I was chopping vegetables for dinner recently when my 14-year-old daughter, Grace, disappeared with the unusable end of the bok choy. She returned five minutes later with paper, a stamping ink pad and the pilfered vegetable.
"Look, Mom," she said, and held up a stunner: The bok choy head, refuse to me, had stamped a beautiful blooming rose onto the paper.
I discovered what some crafters have long known — the beauties of stamping with food. Part of the pleasure derives from the experimentation, and part from the element of surprise when an ordinary vegetable imparts a beautiful image.
Kristen Sutcliffe of Oberlin, Ohio, came to love stamping while teaching preschool in Japan, where it's popular, she says.
Her favorite food tool? Okra.
"It's so pretty," Sutcliffe says. "It looks like a little flower."
Heads of bok choy and celery stamp pretty roses. Pull off a stalk of either to stamp U shapes. Peppers, sliced in half and deseeded, stamp wavy rounds for making flowers.
Garlic is the favored stamp of Sarah Raven, program director for a group with the acronym GARLIC (Green Art Recreating Life in Communities) that encourages low-income residents of New Haven, Conn., to make art from recycled items. Garlic, too, can create a delicate flower image.
The discovery was part of the thrill, Raven says.
"I tried to ink the entire garlic and that didn't work," she says. Then she pulled a single clove out of the bulb and realized it looked like a finger and a flower petal.
"The individual clove becomes a stamping surface for individual flower petals," Raven says.
She also has tried carved potatoes and star fruit cut in half. The latter is a little unwieldy and stinky, she says.
Terri Ouellette of Phoenix has a tip for that: Cut and air-dry citrus and other watery fruits and vegetables, sometimes overnight, before working with them, she says. Be watchful because they dry out quickly.
"Anything with a very high water content does not work very well," says Ouellette, who posts crafts videos to YouTube and her own website, Super Simple with Terri O.
What works, she says: apples, oranges and pears. What doesn't: grapes, broccoli and lettuce.
Besides celery, Ouellette likes using mushrooms, cauliflower and potatoes.
Potatoes "can be cut up into anything and turned into a great stamp," she says. "You just have to carve in reverse."
Marcie McGoldrick, editorial director of holiday and crafts for Martha Stewart Living, has stamped with apple halves, carrots (the ends make polka dots) and radicchio.
Radicchio? The cut end of a head of radicchio, like celery and bok choy, makes a version of a rose print.

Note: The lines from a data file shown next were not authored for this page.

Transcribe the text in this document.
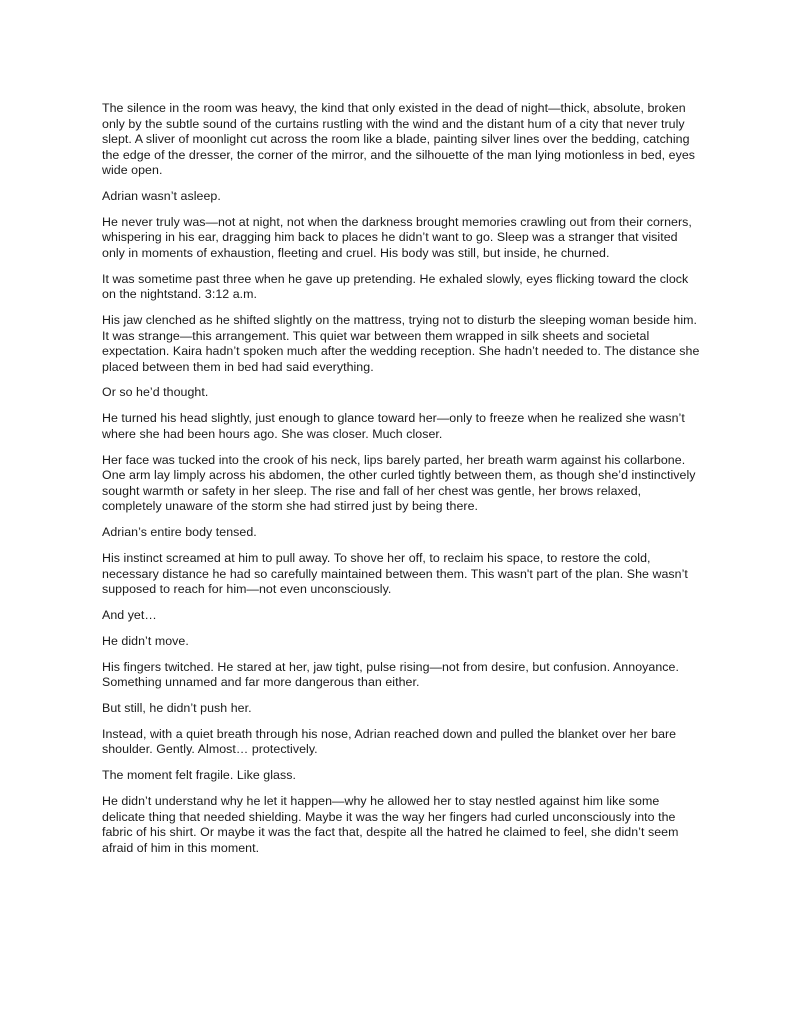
The silence in the room was heavy, the kind that only existed in the dead of night—thick, absolute, broken only by the subtle sound of the curtains rustling with the wind and the distant hum of a city that never truly slept. A sliver of moonlight cut across the room like a blade, painting silver lines over the bedding, catching the edge of the dresser, the corner of the mirror, and the silhouette of the man lying motionless in bed, eyes wide open.

Adrian wasn’t asleep.

He never truly was—not at night, not when the darkness brought memories crawling out from their corners, whispering in his ear, dragging him back to places he didn’t want to go. Sleep was a stranger that visited only in moments of exhaustion, fleeting and cruel. His body was still, but inside, he churned.

It was sometime past three when he gave up pretending. He exhaled slowly, eyes flicking toward the clock on the nightstand. 3:12 a.m.

His jaw clenched as he shifted slightly on the mattress, trying not to disturb the sleeping woman beside him. It was strange—this arrangement. This quiet war between them wrapped in silk sheets and societal expectation. Kaira hadn’t spoken much after the wedding reception. She hadn’t needed to. The distance she placed between them in bed had said everything.

Or so he’d thought.

He turned his head slightly, just enough to glance toward her—only to freeze when he realized she wasn’t where she had been hours ago. She was closer. Much closer.

Her face was tucked into the crook of his neck, lips barely parted, her breath warm against his collarbone. One arm lay limply across his abdomen, the other curled tightly between them, as though she’d instinctively sought warmth or safety in her sleep. The rise and fall of her chest was gentle, her brows relaxed, completely unaware of the storm she had stirred just by being there.

Adrian’s entire body tensed.

His instinct screamed at him to pull away. To shove her off, to reclaim his space, to restore the cold, necessary distance he had so carefully maintained between them. This wasn't part of the plan. She wasn’t supposed to reach for him—not even unconsciously.

And yet…

He didn’t move.

His fingers twitched. He stared at her, jaw tight, pulse rising—not from desire, but confusion. Annoyance. Something unnamed and far more dangerous than either.

But still, he didn’t push her.

Instead, with a quiet breath through his nose, Adrian reached down and pulled the blanket over her bare shoulder. Gently. Almost… protectively.

The moment felt fragile. Like glass.

He didn’t understand why he let it happen—why he allowed her to stay nestled against him like some delicate thing that needed shielding. Maybe it was the way her fingers had curled unconsciously into the fabric of his shirt. Or maybe it was the fact that, despite all the hatred he claimed to feel, she didn’t seem afraid of him in this moment.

Martha Stewart Living online also recommends trying Brussels sprouts cut in half.
The whole venture is trial and error, says McGoldrick.
"It's really just looking at different things when you're cooking," she says, and then having a printing day.
As with other stamping, use a stamp pad or acrylic paint for stamping on paper. Use fabric-specific acrylic paint for printing on textiles.
Sutcliffe recommends soaking a sponge with tempera (poster) paint or pouring a thin layer of the paint on a plate and using either as an ink pad.
Once your prints are dry, add embellishments, such as stems or leaves, with colored markers or fabric markers, says Ouellette. She has stamped aprons, placemats and tote bags with food. McGoldrick has stamped note cards and gift wrap.
Sutcliffe, whose book for kids, "Fabric, Paper, Thread," will be published in June by C&T Publishing, prints mostly on paper gift tags and note cards, and small swatches of fabric. Sometimes her 6-year-old daughter joins her.
While it's a great project for kids, food stamping also can provide attractive artwork for the home.
McGoldrick recommends stamping several images of the same vegetables but in complementary colors, then framing the series.
She also recommends this for gardeners who want to document their harvest artistically.
"It'd be beautiful to pull a carrot up and cut it in half and print with that," McGoldrick says. "It's a way of documenting what you did."